I was reading the other day about the amount of Federal Stimulus grant money still remaining. Given the large amount of money allocated in the past year for grants, it is not entirely surprising that a large amount remains up for grabs for enterprising grant applicants. The most interesting segment to me is the money still available via the National Institutes of Health, as that’s the money that goes toward disease-focused research and development:
National Institutes of Health has spent 45 percent, or $4.73 billion, of its $10.4 billion ARRA allocation. Approximately $4.35 billion has supported 12,788 grants, and $379 million has supported contracts. In FY 09, nearly 60 percent of ARRA funds supported new projects and nearly 40 percent supplemented existing projects. Over the summers of 2009 and 2010, approximately 5,000 students and science educators will gain hands-on experience in top research laboratories.
$4.73 billion. That’s a lot of money. And it starts me thinking: well, if I had a grant of say, $10 million, and I hired a team of researchers and engineers, what would I build? In other words, “If I could build my diabetes dream device, what would it be?”
This is a fun game to play, and very similar to the “If I were fabulously wealthy…” game I sometimes play. But, to make it meaningful, and not just completely fantastical, we have to have some rules: these are smallish grants, usually, so no be-all-end-all solutions; “artificial pancreas” and “a cure” don’t count, and the device/drug/whatever should be reasonably achievable within a few years and in the millions of dollars.
So what would I build? These are some of the first to mind (As far as I know, none of these exist yet; if they do, please do tell):
1. One hole, please. There are pumps, and there are continuous glucose monitors, but every implementation I have seen thus far requires two separate insertion points. The reasons for this are clear– it’s very difficult to get an accurate blood glucose reading in the same location as you are constantly injecting insulin– but surely there must be some way to unite the two? I have a pump now, and I will gladly make an extra hole in my stomach every few days for a sensor as well, but it would be nice if I didn’t have to. Wearing a bikini and finding undamaged skin on my torso with just one insertion point is hard enough.
2. Smaller! I have many times been asked if my pump is an MP3 player; I am surprised, not because I expect people to know what an insulin pump is, but rather because I have not seen an MP3 player that large in years. Have you seen iPods lately? The Shuffle is tiny! Why can’t my insulin pump be that small? Where’s my sticker-size pump, with a svelte bag of insulin that no one notices? I would gladly purchase small, obscure batteries if that meant I could wear my pump under a dress without needing my current ridiculous garter contraption (a ring of velcro I wear around my thigh, with a string attached and pinned to my underwear; the pump hands on the velcro at my inner thigh, so as not to contort the lines of the dress).
3. Smarter than a doornail. This is the one that sticks out to me, probably because I know more about software than I do about medical devices, but in any case: every piece of diabetes machinery I have should be able to talk to every other piece, and they should confer and advise or decide as to the best course of action. I should be able to scan the UPC of a food item I’m about to eat, and my insulin pump should know how many carbohydrates that is, and that given my metered blood sugar, my current heart rate, the time of day, and my history of carbohydrate-to-insulin ratios and subsequent blood glucose measurements, I should take 1.3 units of insulin.

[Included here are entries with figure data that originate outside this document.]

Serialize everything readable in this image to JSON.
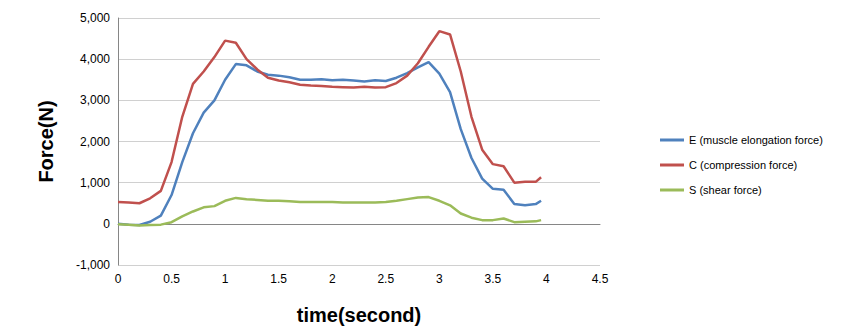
{
  "chart_data": {
    "type": "line",
    "x_label": "time(second)",
    "y_label": "Force(N)",
    "x": [
      0,
      0.1,
      0.2,
      0.3,
      0.4,
      0.5,
      0.6,
      0.7,
      0.8,
      0.9,
      1.0,
      1.1,
      1.2,
      1.3,
      1.4,
      1.5,
      1.6,
      1.7,
      1.8,
      1.9,
      2.0,
      2.1,
      2.2,
      2.3,
      2.4,
      2.5,
      2.6,
      2.7,
      2.8,
      2.9,
      3.0,
      3.1,
      3.2,
      3.3,
      3.4,
      3.5,
      3.6,
      3.7,
      3.8,
      3.9,
      3.95
    ],
    "series": [
      {
        "name": "E (muscle elongation force)",
        "color": "#4f81bd",
        "values": [
          0,
          -20,
          -30,
          50,
          200,
          700,
          1500,
          2200,
          2700,
          3000,
          3500,
          3880,
          3850,
          3700,
          3620,
          3600,
          3560,
          3500,
          3500,
          3510,
          3490,
          3500,
          3480,
          3460,
          3490,
          3470,
          3550,
          3660,
          3800,
          3930,
          3650,
          3200,
          2300,
          1600,
          1100,
          850,
          830,
          480,
          450,
          480,
          560
        ]
      },
      {
        "name": "C (compression force)",
        "color": "#c0504d",
        "values": [
          530,
          520,
          500,
          620,
          800,
          1500,
          2600,
          3400,
          3700,
          4050,
          4450,
          4400,
          4000,
          3750,
          3550,
          3480,
          3440,
          3380,
          3360,
          3350,
          3330,
          3320,
          3310,
          3330,
          3310,
          3320,
          3420,
          3600,
          3900,
          4300,
          4680,
          4600,
          3700,
          2600,
          1800,
          1450,
          1400,
          1000,
          1020,
          1020,
          1130
        ]
      },
      {
        "name": "S (shear force)",
        "color": "#9bbb59",
        "values": [
          -10,
          -20,
          -40,
          -30,
          -20,
          40,
          180,
          300,
          400,
          430,
          560,
          630,
          600,
          580,
          560,
          560,
          550,
          530,
          530,
          530,
          530,
          520,
          520,
          520,
          520,
          530,
          560,
          600,
          640,
          650,
          560,
          450,
          250,
          150,
          90,
          90,
          130,
          40,
          50,
          60,
          90
        ]
      }
    ],
    "xlim": [
      0,
      4.5
    ],
    "xticks": [
      0,
      0.5,
      1,
      1.5,
      2,
      2.5,
      3,
      3.5,
      4,
      4.5
    ],
    "ylim": [
      -1000,
      5000
    ],
    "yticks": [
      -1000,
      0,
      1000,
      2000,
      3000,
      4000,
      5000
    ],
    "grid": true,
    "legend": "right"
  }
}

These things are possible, and I want them. Now.
I feel like I’m thinking too inside the box here, though; the listed items would be nice, but they are variations on things already had. What do diabetics want? If you had money and a team of scientists and engineers, what would you build? Diabetics, parents of diabetics, doctors for diabetics, friends of diabetics– what’s on you Diabetic Wish List? (Shout out here to some of the recent discussions and requests I’ve seen concerning more accurate glucose monitoring.)
Scientists, engineers, and grantors, take note!
It’s funny — I suppose that those ideas are common ones (they’re definitely what first popped into my mind), but I think that makes it even more surprising that no one’s acted on them yet. Once we get smaller and smarter, I’m sure more precise tweaks will come to mind — but for now, let’s get these done! (And good point about the size of current MP3 players — if the pump were an iPod, it’d be 2002.)
Getting the news out there to scientists, engineers, grantors has to happen! Please spread the word!